Les faits : une nuit de terreur à Vias
Selon Me Jean-Baptiste Mousset, avocat de la propriétaire du bar, une voiture sombre est arrivée devant l'établissement vers 23h30. Le tireur, assis sur la fenêtre côté passager, a pris appui sur le toit et a fait feu à plusieurs reprises. La voiture est ensuite repartie lentement. Heureusement, le bar était vide à ce moment-là. Ce n'est que le lendemain matin que la gérante, Stéphanie, a découvert les impacts de balles sur la façade et à l'intérieur.
« Nous venons tôt le matin pour mettre en place le bar. C'est une chance, parce que nous aurions pu être blessés », a-t-elle déclaré. « Quand j'ai vu ça, j'ai été stupéfaite. J'ai fait ce choix de déposer plainte au plus vite. » La propriétaire, Laetitia, vit dans la crainte depuis cet incident. « Je n'ai rien fait si ce n'est travailler. Je suis terrorisée à l'idée que quelque chose puisse nous arriver. J'ai perdu 11 kg depuis que j'ai appris ça. C'est une dinguerie et en plus les auteurs sont dehors. »
Enquête rapide et identification des suspects
Les enquêteurs de la compagnie de gendarmerie de Pézenas ont rapidement identifié les suspects. En partant de la vidéo du bar, ils ont suivi le véhicule sur l'avenue de la Méditerranée, puis devant un autre établissement où le chauffeur et le tireur sont sortis, arme à la main. « Ils ont exhibé un fusil sans le moindre problème et sans que quiconque ne réagisse », a ajouté Me Mousset.
Le 9 juillet, les deux mis en cause ont été entendus et ont reconnu les faits. Ils ont tous les deux un casier judiciaire. Le commerçant, qui est également un commerçant de Vias, a déjà été condamné pour outrages, extorsions de fonds avec violence et importations de marchandises contrefaites. Le conflit ne serait pas commercial mais personnel, selon les informations recueillies par Midi Libre. La veille de l'incident, une bagarre dans une boîte de nuit viassoise s'était déroulée sans gravité.

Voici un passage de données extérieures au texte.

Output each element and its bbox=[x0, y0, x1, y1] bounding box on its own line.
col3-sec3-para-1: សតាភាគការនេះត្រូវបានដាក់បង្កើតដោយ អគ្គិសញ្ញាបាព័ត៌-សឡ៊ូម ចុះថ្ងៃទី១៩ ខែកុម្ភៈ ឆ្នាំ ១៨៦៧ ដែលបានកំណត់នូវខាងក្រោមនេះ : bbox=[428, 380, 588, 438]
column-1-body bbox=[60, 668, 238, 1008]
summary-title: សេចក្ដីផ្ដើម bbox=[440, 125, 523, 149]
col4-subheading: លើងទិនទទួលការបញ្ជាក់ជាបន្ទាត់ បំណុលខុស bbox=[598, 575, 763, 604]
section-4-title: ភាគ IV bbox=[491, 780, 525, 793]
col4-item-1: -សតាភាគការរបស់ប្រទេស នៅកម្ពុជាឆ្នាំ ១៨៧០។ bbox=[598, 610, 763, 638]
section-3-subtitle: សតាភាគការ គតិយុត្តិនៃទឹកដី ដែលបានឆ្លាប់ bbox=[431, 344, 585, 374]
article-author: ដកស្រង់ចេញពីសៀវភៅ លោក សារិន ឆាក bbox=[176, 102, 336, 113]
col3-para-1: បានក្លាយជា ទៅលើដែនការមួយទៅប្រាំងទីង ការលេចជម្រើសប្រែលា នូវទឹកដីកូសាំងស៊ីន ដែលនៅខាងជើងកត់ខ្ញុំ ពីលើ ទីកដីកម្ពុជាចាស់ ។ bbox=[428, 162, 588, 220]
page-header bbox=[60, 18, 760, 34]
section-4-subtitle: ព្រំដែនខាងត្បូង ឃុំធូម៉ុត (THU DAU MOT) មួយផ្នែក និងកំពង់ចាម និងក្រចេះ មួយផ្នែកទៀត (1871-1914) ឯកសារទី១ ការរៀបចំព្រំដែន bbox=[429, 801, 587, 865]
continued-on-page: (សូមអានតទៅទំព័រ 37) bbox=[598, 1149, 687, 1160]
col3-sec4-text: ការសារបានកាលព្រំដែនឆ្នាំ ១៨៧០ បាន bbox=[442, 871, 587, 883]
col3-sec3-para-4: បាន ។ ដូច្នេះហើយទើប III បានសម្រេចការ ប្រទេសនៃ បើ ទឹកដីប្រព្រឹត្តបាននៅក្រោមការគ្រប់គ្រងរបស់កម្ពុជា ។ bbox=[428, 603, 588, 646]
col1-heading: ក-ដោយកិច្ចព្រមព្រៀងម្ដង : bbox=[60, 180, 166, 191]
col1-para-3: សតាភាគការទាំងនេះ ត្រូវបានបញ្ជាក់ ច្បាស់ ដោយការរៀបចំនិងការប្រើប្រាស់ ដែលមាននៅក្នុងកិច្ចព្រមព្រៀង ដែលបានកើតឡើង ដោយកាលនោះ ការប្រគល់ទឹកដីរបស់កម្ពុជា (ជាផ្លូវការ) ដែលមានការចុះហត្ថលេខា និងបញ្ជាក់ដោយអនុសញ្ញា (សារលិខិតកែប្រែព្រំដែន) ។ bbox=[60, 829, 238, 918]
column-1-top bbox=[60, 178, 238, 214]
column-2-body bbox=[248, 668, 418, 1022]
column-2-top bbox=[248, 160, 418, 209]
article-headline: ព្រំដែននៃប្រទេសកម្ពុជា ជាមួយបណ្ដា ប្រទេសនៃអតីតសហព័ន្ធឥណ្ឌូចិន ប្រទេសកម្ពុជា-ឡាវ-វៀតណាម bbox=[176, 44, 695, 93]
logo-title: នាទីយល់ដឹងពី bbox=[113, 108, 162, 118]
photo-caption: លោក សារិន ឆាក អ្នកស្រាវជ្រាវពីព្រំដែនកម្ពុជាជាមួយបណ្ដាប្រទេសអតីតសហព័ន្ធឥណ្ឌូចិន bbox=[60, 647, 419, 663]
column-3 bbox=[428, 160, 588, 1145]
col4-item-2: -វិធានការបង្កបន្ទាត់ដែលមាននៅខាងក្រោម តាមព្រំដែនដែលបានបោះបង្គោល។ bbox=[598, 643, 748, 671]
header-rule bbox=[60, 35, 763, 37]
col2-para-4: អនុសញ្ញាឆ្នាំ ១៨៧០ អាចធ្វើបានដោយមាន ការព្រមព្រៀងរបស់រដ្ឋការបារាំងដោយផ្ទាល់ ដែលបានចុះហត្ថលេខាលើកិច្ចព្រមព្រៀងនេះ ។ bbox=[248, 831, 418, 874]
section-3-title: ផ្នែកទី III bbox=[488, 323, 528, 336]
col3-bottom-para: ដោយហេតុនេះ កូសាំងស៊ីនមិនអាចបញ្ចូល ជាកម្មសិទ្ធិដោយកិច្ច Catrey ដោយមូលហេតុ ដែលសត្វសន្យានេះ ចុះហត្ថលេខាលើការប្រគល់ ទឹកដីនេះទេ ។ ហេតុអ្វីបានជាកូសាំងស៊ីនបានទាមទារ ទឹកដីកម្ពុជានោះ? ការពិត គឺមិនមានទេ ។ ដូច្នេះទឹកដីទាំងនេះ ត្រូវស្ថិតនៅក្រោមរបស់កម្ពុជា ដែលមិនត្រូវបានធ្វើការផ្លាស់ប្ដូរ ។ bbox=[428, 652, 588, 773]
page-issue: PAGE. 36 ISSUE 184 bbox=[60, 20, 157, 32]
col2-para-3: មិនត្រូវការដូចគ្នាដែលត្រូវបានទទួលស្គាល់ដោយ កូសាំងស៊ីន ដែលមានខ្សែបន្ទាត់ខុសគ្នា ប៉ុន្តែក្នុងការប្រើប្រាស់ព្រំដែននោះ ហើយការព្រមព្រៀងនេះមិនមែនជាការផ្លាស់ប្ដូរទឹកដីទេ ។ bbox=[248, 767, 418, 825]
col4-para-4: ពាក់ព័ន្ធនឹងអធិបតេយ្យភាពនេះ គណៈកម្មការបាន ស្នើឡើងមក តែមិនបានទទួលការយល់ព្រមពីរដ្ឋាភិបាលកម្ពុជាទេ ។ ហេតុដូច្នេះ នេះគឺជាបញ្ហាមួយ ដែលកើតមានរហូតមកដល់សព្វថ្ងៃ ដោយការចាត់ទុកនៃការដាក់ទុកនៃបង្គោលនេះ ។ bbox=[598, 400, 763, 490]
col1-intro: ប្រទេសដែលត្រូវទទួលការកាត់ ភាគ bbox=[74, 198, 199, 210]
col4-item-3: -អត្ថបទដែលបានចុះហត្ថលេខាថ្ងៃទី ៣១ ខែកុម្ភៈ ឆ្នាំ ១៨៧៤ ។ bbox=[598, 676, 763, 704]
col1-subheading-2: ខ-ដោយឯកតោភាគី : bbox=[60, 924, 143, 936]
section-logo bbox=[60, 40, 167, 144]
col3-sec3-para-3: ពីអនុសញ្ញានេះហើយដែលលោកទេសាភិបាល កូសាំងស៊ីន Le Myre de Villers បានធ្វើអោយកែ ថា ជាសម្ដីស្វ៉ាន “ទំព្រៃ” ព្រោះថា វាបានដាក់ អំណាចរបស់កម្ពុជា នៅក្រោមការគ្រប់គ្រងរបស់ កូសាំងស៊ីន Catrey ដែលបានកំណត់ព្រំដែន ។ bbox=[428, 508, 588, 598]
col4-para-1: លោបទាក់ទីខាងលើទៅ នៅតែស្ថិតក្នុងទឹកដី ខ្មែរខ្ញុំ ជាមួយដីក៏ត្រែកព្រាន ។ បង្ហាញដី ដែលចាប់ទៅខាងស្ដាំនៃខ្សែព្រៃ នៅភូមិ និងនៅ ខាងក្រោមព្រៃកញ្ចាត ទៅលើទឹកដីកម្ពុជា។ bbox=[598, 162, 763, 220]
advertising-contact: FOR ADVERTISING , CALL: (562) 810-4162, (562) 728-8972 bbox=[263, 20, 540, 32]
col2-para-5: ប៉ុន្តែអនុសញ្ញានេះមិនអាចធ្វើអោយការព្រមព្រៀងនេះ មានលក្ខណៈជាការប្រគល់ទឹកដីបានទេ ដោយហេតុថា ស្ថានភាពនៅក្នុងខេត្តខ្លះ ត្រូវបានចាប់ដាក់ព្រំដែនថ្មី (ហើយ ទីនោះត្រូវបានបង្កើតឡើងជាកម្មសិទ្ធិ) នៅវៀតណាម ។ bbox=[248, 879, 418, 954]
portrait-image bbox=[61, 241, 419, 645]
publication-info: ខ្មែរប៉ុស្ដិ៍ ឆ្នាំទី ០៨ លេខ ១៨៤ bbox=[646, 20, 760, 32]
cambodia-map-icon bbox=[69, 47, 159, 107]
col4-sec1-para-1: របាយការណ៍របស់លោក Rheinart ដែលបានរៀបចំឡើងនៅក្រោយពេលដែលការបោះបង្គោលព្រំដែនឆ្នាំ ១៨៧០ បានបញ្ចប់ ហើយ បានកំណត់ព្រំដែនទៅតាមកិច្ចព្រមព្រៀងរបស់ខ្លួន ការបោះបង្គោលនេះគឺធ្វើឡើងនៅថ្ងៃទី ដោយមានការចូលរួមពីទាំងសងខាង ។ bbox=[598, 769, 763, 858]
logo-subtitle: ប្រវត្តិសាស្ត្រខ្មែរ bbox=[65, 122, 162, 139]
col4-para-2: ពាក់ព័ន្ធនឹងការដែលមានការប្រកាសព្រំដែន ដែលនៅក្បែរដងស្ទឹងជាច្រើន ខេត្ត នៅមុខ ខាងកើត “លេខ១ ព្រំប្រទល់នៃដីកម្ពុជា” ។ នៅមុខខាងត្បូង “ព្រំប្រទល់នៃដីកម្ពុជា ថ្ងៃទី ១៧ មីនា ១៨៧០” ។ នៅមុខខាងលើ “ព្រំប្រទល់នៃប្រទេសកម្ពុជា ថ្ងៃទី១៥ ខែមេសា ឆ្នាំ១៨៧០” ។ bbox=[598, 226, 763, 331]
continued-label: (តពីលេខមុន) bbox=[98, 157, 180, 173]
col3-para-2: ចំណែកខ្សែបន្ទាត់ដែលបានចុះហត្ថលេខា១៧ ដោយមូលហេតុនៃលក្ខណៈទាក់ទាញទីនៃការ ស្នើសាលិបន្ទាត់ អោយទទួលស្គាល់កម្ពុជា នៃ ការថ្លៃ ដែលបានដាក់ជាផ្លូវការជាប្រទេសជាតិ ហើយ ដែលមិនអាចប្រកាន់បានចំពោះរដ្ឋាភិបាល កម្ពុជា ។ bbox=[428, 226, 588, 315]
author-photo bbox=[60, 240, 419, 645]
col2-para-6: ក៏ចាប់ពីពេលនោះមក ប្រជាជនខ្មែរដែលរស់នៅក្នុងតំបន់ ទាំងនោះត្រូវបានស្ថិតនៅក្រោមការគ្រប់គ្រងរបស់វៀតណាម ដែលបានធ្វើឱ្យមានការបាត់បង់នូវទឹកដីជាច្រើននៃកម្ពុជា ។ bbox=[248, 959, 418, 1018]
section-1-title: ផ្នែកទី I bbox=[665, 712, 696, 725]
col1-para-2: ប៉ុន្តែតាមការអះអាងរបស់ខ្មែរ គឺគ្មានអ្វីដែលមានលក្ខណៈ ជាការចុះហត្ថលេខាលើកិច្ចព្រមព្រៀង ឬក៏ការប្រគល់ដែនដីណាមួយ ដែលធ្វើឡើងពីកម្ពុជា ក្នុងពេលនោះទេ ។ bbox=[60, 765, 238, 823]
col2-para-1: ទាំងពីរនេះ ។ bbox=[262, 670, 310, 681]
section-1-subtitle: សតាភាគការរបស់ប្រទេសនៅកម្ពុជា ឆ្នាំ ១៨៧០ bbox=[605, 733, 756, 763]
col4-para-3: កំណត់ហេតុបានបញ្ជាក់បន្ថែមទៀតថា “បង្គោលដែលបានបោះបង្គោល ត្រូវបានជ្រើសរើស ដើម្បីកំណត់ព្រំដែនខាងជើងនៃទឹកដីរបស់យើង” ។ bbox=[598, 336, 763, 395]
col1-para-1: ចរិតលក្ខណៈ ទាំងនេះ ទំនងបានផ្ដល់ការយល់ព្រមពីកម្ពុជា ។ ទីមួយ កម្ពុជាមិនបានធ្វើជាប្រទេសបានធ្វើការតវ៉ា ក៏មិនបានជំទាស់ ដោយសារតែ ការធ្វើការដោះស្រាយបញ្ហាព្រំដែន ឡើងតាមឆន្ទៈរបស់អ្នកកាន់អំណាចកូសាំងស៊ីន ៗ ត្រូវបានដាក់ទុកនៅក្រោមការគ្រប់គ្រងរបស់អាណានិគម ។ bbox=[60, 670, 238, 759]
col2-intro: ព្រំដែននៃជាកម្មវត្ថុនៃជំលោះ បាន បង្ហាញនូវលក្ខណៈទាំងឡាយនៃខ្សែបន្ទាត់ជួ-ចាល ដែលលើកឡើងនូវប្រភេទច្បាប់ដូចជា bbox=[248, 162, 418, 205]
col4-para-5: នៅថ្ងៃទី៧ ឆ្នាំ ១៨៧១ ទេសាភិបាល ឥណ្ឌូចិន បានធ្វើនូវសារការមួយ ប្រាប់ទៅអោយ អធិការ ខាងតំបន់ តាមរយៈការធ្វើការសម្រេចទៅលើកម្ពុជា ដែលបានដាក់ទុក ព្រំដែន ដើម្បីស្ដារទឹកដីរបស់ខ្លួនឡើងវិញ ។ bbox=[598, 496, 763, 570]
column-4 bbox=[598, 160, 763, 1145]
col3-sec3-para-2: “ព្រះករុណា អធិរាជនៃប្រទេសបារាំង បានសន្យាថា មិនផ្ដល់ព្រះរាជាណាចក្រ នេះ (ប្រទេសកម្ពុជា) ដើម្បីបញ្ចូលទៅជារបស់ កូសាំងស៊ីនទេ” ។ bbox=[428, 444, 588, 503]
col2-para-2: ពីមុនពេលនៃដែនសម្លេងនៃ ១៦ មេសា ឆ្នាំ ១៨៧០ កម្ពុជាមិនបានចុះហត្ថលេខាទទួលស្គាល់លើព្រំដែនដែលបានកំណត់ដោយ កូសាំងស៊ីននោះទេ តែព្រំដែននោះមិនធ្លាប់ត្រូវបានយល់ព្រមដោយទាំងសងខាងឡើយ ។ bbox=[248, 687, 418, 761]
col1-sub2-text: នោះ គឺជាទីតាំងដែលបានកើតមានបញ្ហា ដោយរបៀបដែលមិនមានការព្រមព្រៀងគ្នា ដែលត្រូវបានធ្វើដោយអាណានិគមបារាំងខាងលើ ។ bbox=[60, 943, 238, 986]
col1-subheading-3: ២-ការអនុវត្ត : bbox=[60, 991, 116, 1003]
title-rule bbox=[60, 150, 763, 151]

Conséquences et procès à venir
Depuis leur sortie de garde à vue, les deux suspects sont placés sous contrôle judiciaire avec interdiction de se rendre à Vias et de contacter la gérante et la propriétaire du bar. Me Mousset a également signalé que depuis le placement en garde à vue du commerçant, la gérante du bar fait face à des arrêtés municipaux pour nuisances sonores, ce qui n'était jamais arrivé auparavant. « Il faudrait que comme par le passé, ma cliente puisse travailler en toute quiétude », a-t-il insisté.
Le procès est prévu le 3 novembre devant le tribunal de Béziers. En attendant, la propriétaire et la gérante du Barouf espèrent retrouver une vie normale et que justice soit rendue.